The gap between employers paid correctly and those robbed of their super has increased by 25 per cent in just three years, or $340 million, the research shows. 

"This should be a wake-up call for the major parties. We are now seeing the cumulative damage the unpaid super epidemic is doing to workers’ super balances and it’s very clear," said Industry Super Australia chief executive Bernie Dean.

The report has also placed an emphasis on dodgy employers who exploit a loophole in the law where if workers choose to salary sacrifice and contribute to their super, employers then ‘count’ that as their super guarantee payment for that worker – robbing them of their rightful entitlement. This unfair exploitation has seen 370,000 workers who think they are doing the right thing lose-out on super payments totalling $1.5 billion, ISA revealed. 

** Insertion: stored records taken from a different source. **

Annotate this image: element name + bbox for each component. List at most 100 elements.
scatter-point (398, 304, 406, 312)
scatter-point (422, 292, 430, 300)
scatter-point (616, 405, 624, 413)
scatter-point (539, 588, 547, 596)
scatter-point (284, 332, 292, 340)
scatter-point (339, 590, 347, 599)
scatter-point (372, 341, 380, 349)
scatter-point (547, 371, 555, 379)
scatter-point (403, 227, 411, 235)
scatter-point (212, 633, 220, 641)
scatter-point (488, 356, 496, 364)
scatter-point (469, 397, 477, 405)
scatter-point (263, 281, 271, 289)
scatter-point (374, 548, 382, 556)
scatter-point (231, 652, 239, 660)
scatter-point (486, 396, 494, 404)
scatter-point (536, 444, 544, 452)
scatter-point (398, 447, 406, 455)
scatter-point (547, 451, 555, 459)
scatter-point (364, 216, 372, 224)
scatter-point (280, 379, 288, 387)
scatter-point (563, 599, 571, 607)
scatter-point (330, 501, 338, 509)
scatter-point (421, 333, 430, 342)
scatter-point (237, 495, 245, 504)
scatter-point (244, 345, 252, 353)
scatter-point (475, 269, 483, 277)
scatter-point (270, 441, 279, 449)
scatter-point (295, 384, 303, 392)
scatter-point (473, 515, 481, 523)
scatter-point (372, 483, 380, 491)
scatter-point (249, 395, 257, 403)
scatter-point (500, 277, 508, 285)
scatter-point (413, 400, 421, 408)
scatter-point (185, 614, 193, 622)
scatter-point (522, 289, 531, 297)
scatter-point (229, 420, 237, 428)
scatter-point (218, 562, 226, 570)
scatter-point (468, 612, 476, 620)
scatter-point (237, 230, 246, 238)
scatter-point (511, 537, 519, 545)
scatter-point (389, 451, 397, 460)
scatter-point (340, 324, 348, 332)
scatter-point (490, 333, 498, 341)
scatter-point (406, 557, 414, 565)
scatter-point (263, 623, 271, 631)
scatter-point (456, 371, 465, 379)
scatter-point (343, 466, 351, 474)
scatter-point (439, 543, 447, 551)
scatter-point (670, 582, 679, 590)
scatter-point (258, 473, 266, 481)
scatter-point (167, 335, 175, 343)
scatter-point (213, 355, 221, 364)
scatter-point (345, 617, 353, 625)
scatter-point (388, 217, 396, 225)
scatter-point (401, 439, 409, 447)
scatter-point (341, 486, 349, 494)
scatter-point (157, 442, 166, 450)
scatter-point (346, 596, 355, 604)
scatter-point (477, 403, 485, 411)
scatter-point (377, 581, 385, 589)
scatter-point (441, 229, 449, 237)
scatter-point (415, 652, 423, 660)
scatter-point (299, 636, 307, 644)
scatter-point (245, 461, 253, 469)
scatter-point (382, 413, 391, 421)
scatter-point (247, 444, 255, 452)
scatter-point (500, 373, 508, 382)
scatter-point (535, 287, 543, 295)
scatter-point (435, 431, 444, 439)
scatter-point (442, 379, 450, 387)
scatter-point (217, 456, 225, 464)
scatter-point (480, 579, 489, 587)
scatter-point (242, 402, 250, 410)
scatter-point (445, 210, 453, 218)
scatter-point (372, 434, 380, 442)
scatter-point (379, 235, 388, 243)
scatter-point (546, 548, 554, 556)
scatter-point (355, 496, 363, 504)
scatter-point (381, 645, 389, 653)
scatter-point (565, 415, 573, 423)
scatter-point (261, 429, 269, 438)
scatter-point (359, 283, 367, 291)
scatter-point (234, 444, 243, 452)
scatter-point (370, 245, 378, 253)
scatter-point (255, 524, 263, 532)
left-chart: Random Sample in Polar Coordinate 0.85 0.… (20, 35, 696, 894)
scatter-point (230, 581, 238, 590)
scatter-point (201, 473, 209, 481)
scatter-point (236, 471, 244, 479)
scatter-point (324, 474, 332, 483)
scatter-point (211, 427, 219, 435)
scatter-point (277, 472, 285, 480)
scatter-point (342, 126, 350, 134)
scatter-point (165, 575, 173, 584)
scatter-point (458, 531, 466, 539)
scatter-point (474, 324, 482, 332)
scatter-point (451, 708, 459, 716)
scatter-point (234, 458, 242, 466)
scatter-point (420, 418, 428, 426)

"Allowing employers to continue robbing workers of their super entitlement means these workers are going to end up worse off at retirement.

"While most employers do the right thing, unless we see action from the major parties this election, those dodgy employers are going to continue taking advantage of lax laws, a weak regulator and insufficient penalties to rip off these hardworking Australians," Mr Dean said. 

Mr Dean believes that there is a quick fix for the problem, suggesting that the government should legislate that all employers must deposit money into a worker's super account at the same time as they deposit their salary into their bank account. 

"Anything else is nothing more than a band-aid solution that won’t fix the problem and will only see more hardworking Australians have their super entitlements stolen by rogue employers," Mr Dean concluded.